Митя сжался в комок. Если написать Эле то, что требует отец, она вряд ли будет еще когда-то с ним разговаривать, тем более не сядет в одно купе и не поедет на фестиваль, туда, где отец будет далеко, а она – близко… А если не написать, отец разойдется так к ночи… Его иногда разбирает, он не может себя остановить… Никто его не остановит, ни мать, ни соседка, которая то и дело вызывает полицию… Они уже и не ездят, смеются только… Кто же его остановит!
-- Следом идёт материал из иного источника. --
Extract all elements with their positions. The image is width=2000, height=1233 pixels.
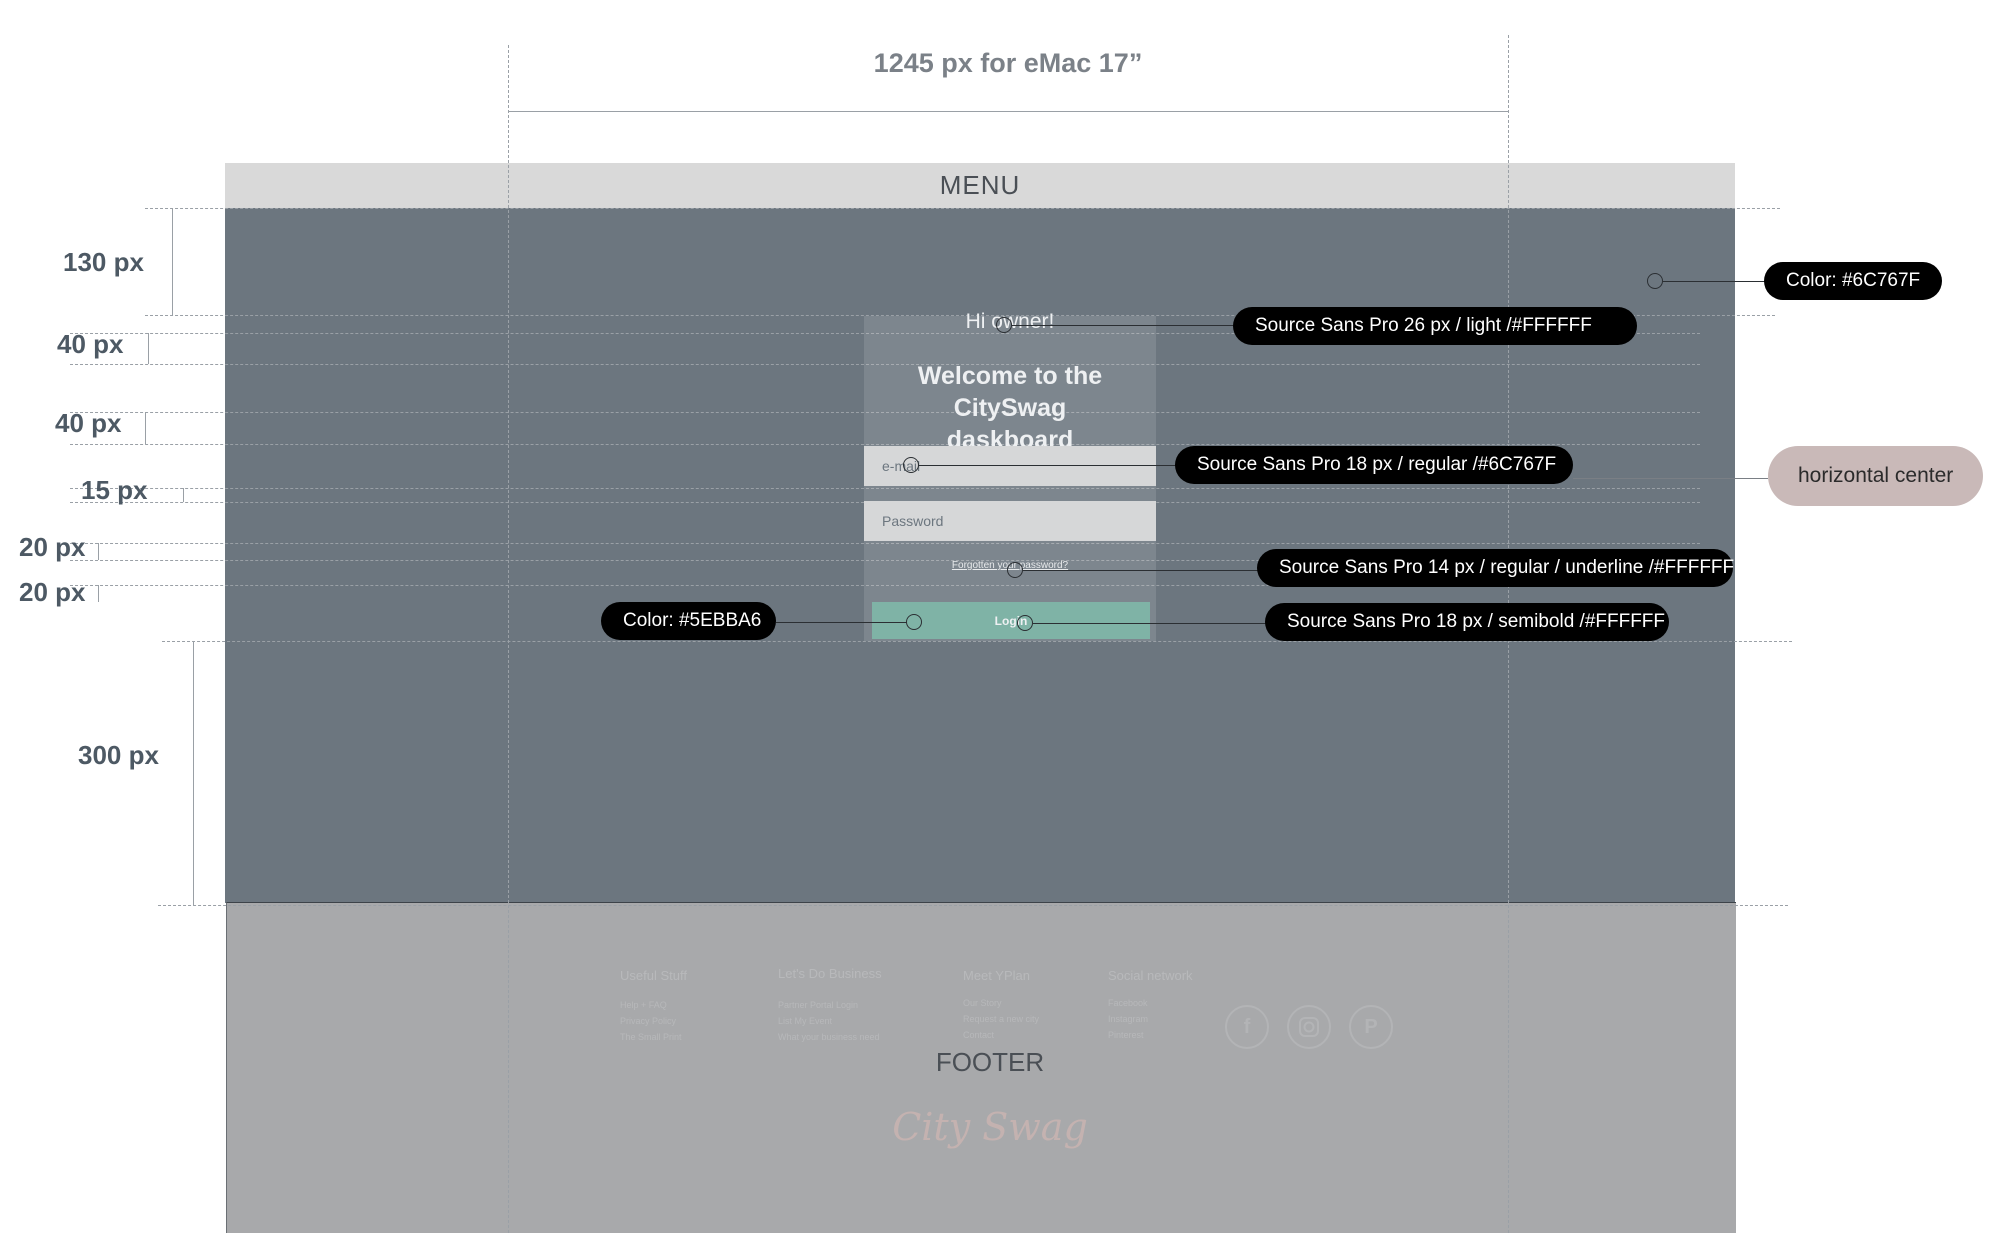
button-color-leader [776,622,907,623]
link-font-leader [1023,570,1258,571]
bg-color-leader [1663,281,1765,282]
bracket-15 [183,488,184,502]
facebook-icon[interactable]: f [1225,1005,1269,1049]
link-font-marker [1007,562,1023,578]
bracket-130 [172,208,173,315]
welcome-heading: Welcome to the CitySwag daskboard [864,360,1156,456]
cityswag-logo: City Swag [892,1105,1088,1149]
field-font-marker [903,457,919,473]
bg-color-marker [1647,273,1663,289]
footer-link[interactable]: Privacy Policy [620,1013,687,1029]
footer-label: FOOTER [935,1047,1045,1077]
bracket-20a [98,543,99,560]
button-font-callout: Source Sans Pro 18 px / semibold /#FFFFF… [1265,603,1669,641]
guide-hero-top [145,208,1780,209]
bracket-20b [98,585,99,602]
bracket-40a [148,333,149,364]
footer-link[interactable]: List My Event [778,1013,882,1029]
footer-col-title: Let's Do Business [778,966,882,981]
measure-40a: 40 px [57,329,124,359]
footer-col-title: Meet YPlan [963,968,1030,983]
instagram-icon[interactable] [1287,1005,1331,1049]
button-color-marker [906,614,922,630]
footer-link[interactable]: Partner Portal Login [778,997,882,1013]
left-content-guide [508,45,509,1233]
bg-color-callout: Color: #6C767F [1764,262,1943,300]
field-font-leader [919,465,1176,466]
measure-130: 130 px [63,247,144,277]
footer-col-title: Social network [1108,968,1193,983]
instagram-glyph [1299,1017,1319,1037]
button-font-leader [1033,623,1266,624]
footer-link[interactable]: Pinterest [1108,1027,1193,1043]
align-note-callout: horizontal center [1768,446,1984,506]
guide-hero-bottom [158,905,1788,906]
footer-col-meet: Meet YPlan Our Story Request a new city … [963,968,1039,1043]
footer-link[interactable]: Facebook [1108,995,1193,1011]
button-font-marker [1017,615,1033,631]
align-note-leader [1573,478,1768,479]
footer-col-social: Social network Facebook Instagram Pinter… [1108,968,1193,1043]
measure-300: 300 px [78,740,159,770]
field-font-callout: Source Sans Pro 18 px / regular /#6C767F [1175,446,1573,484]
footer-link[interactable]: Contact [963,1027,1039,1043]
welcome-line-1: Welcome to the CitySwag [917,362,1103,422]
footer-col-title: Useful Stuff [620,968,687,983]
footer-link[interactable]: The Small Print [620,1029,687,1045]
footer-col-useful: Useful Stuff Help + FAQ Privacy Policy T… [620,968,687,1045]
button-color-callout: Color: #5EBBA6 [601,602,776,640]
width-note: 1245 px for eMac 17” [873,48,1143,78]
guide-button-bottom [162,641,1792,642]
password-field[interactable] [864,501,1156,541]
greeting-font-leader [1012,325,1234,326]
footer-col-business: Let's Do Business Partner Portal Login L… [778,966,882,1045]
width-guide-line [508,111,1508,112]
footer-link[interactable]: Help + FAQ [620,997,687,1013]
footer-link[interactable]: What your business need [778,1029,882,1045]
measure-40b: 40 px [55,408,122,438]
bracket-300 [193,641,194,905]
footer-link[interactable]: Instagram [1108,1011,1193,1027]
pinterest-icon[interactable]: P [1349,1005,1393,1049]
measure-15: 15 px [81,475,148,505]
greeting-font-callout: Source Sans Pro 26 px / light /#FFFFFF [1233,307,1637,345]
footer-link[interactable]: Our Story [963,995,1039,1011]
measure-20a: 20 px [19,532,86,562]
measure-20b: 20 px [19,577,86,607]
bracket-40b [145,412,146,444]
footer-link[interactable]: Request a new city [963,1011,1039,1027]
link-font-callout: Source Sans Pro 14 px / regular / underl… [1257,549,1734,587]
greeting-font-marker [996,317,1012,333]
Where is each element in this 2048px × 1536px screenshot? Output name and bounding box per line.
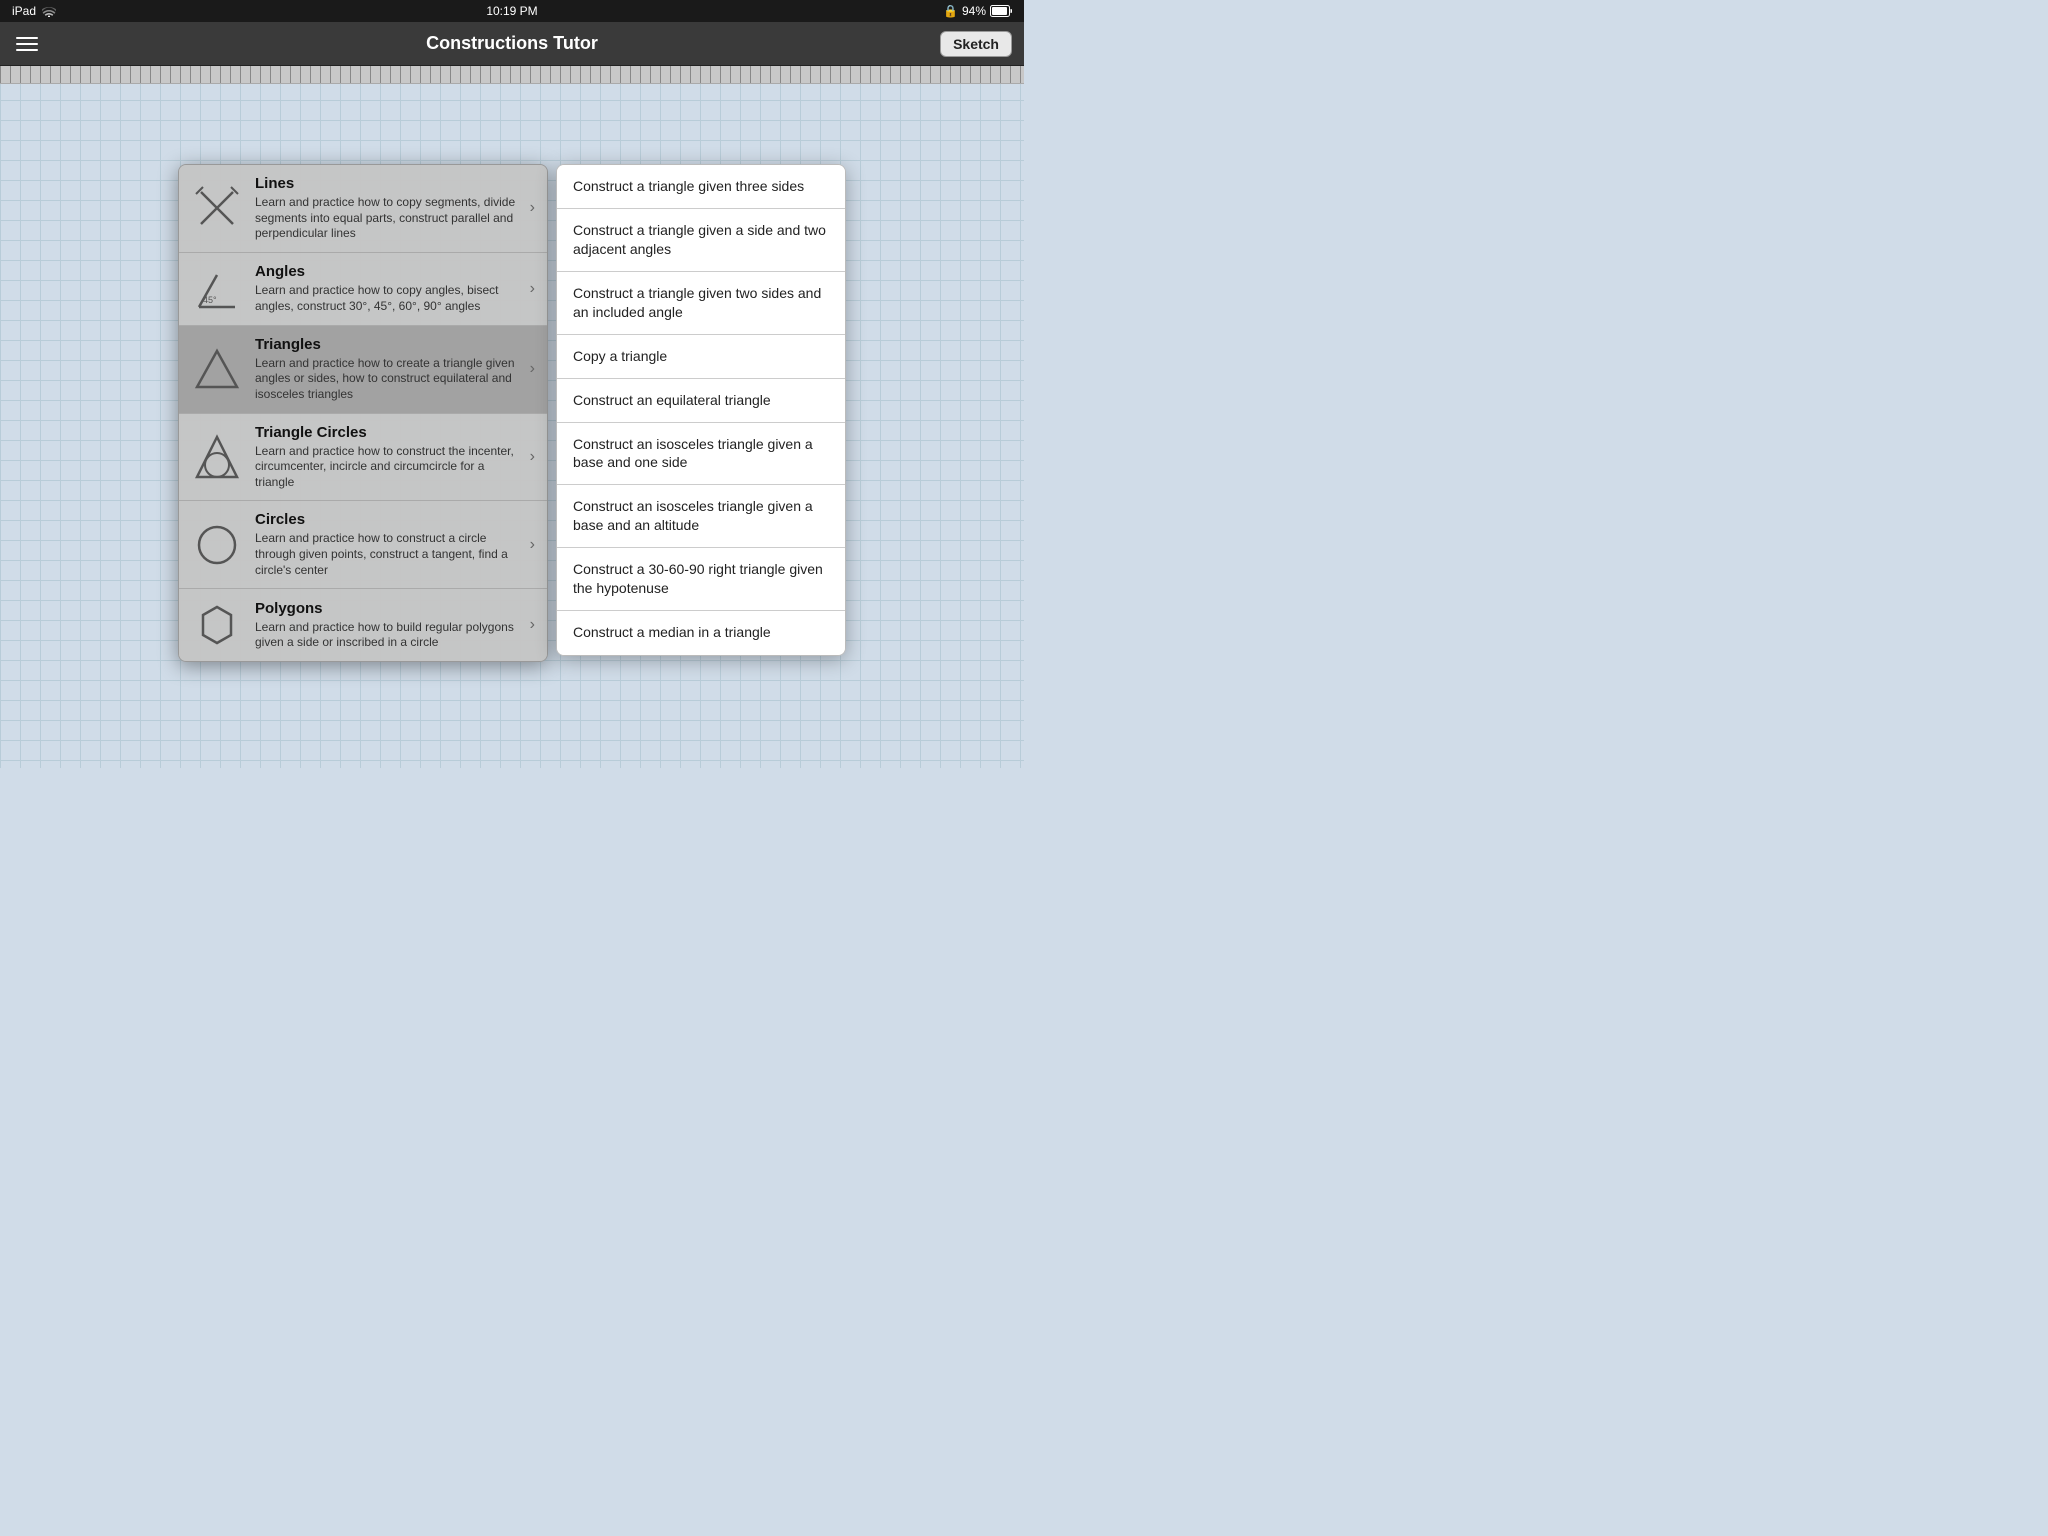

Батя – творческий человек, понятно, такие бури внутри бушуют… Вся их пятиэтажка дрожит, когда батя разойдется… Никто не спит, с первого по пятый…
– Мальчики, у вас все хорошо? – В дверь Митиной комнаты заглянула Марьяна.
– Хреново у нас все, мать. Ремень неси, широкий. Митька что-то перестал понимать человеческие слова. Не хочет отца слушать. Неси-неси, не робей. А то и тебе попадет. – Филипп подмигнул Марьяне. Она знает, что он имеет в виду… Ушла сразу! Не перечила. Его жена не перечит ему. Если даже весь мир перевернется, и все жены будут перечить мужьям, его жена будет ему служить, как служит уже семнадцать лет. Поэтому он и женился на ней. Поэтому и живет с ней, терпит ее, не такая уж она и красавица. Но зато умница какая… Все понимает с полуслова. И служит ему, служит, и верит в него, боготворит. А так и должно быть! Никак иначе! До сорока лет такую женщину не мог найти, и все же – нашел!
– Вот… – Марьяна, не заходя в комнату, просунула ему ремень. – Ты этот просил?
– Этот… Дверь закрой. Ну что, Митяй, доигрался! Вставай к столу. Снимай… это все… – Филипп сам задрал Мите старенькую тельняшку, в которой тот любил ходить дома. – Это что же, и места нет, где тебя пороть? Синяки одни. Я же не зверь, по синякам парня пороть… А по заднице нельзя… Играть не сможешь на виолончели. По ногам разве что…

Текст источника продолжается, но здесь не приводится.